Dr Barbara Szekely : Nous avons à notre disposition un large éventail d’outils thérapeutiques, plus ou moins invasifs. Notre service utilise notamment des techniques non médicamenteuses, englobant les thérapies psychocorporelles (relaxation, hypnose, sophrologie, EMDR…), ainsi que d’autres thérapies comme l’auriculothérapie, l’acupuncture, des techniques physiques, comme la stimulation électrique transcutanée (TENS) et le Scenar (boîtier électrique d’électrostimulation). Certains de nos patients douloureux chroniques assistent à des ateliers d’apprentissage de techniques psychocorporelles, animés par l’équipe du CETD, mais aussi à des séances de qi gong, shiatsu et gymnastique, dans le service de rééducation fonctionnelle. Des techniques médicamenteuses (perfusion de kétamine et application de Capsaïcine®) sont aussi pratiquées par les médecins algologues en hospitalisation de jour. Enfin, des techniques de neuromodulation peuvent aussi être envisagées dans le cadre de douleurs chroniques rebelles non cancéreuses. Il s’agit d’un ensemble de techniques innovantes visant à modifier l’activité du système nerveux central ou périphérique : stimulation médullaire (chirurgicale ou percutanée), stimulation sous-cutanée lombaire et stimulation du nerf d’Arnold, par exemple.

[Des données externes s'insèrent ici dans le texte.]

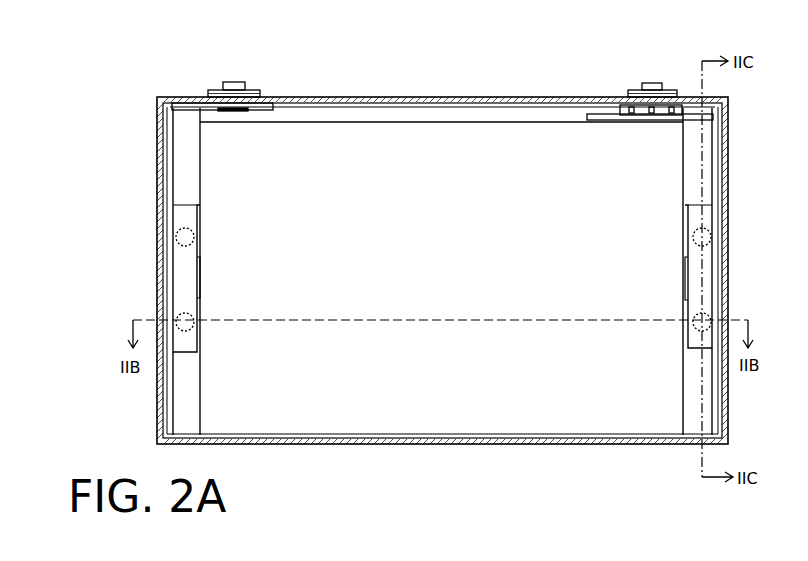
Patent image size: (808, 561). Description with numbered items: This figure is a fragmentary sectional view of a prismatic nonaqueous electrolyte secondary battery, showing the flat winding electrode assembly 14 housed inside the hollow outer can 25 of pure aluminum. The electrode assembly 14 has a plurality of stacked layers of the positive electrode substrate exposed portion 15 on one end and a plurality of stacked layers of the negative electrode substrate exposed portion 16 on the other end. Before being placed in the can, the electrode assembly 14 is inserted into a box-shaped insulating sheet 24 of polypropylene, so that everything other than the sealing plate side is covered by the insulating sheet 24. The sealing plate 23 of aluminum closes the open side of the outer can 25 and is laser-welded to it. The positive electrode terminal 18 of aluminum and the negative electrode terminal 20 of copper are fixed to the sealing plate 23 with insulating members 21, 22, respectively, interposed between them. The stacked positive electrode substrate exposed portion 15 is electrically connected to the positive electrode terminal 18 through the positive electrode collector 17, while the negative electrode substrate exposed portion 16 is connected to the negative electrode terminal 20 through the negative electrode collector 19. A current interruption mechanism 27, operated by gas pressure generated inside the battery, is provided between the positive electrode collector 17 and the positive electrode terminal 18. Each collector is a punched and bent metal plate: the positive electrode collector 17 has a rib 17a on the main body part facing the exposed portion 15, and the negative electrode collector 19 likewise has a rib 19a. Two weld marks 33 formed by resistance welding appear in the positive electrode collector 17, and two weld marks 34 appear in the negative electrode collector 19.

The flat winding electrode assembly 14 is at (472, 385).
The positive electrode substrate exposed portion 15 is at (705, 413).
The negative electrode substrate exposed portion 16 is at (181, 415).
The positive electrode collector 17 is at (707, 175).
The rib 17a is at (690, 240).
The positive electrode terminal 18 is at (648, 84).
The negative electrode collector 19 is at (177, 217).
The rib 19a is at (200, 219).
The negative electrode terminal 20 is at (232, 87).
The insulating member 21 is at (634, 92).
The insulating member 22 is at (266, 118).
The sealing plate 23 is at (483, 97).
The insulating sheet 24 is at (550, 437).
The hollow outer can 25 is at (632, 442).
The current interruption mechanism 27 is at (640, 110).
The weld marks 33 is at (692, 317).
The weld marks 34 is at (198, 248).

Pour les douleurs réfractaires, qu’elles soient cancéreuses, non cancéreuses ou chroniques, nous proposons aussi parfois l’implantation de pompes intrathécales, qui permettent de réduire drastiquement les doses de morphine et ses effets secondaires et d’améliorer ainsi la qualité de vie des patients.
Quelle est la check-list des documents à apporter lors de la première consultation avec un anesthésiste spécialisé dans la gestion de la douleur ?
Nous demandons aux patients de nous apporter un courrier explicatif de leur médecin, accompagné de leurs derniers bilans sanguins et des comptes rendus d’examens d’imagerie. Les ordonnances de leurs traitements et la liste de tous les médicaments pris par le passé nous sont aussi très utiles. Enfin, il est très important qu’ils prennent le temps, en amont de la consultation, de bien remplir les questionnaires transmis lors de la prise de rendez-vous ou téléchargeables ici.
D’autre part, nous participons à l’enseignement des jeunes médecins spécialistes, qui, dans ce cadre, sont susceptibles d’assister à des consultations. Nous pouvons aussi être amenés à proposer à certains patients de participer à des études de recherche clinique dans le domaine des douleurs aiguës et chroniques.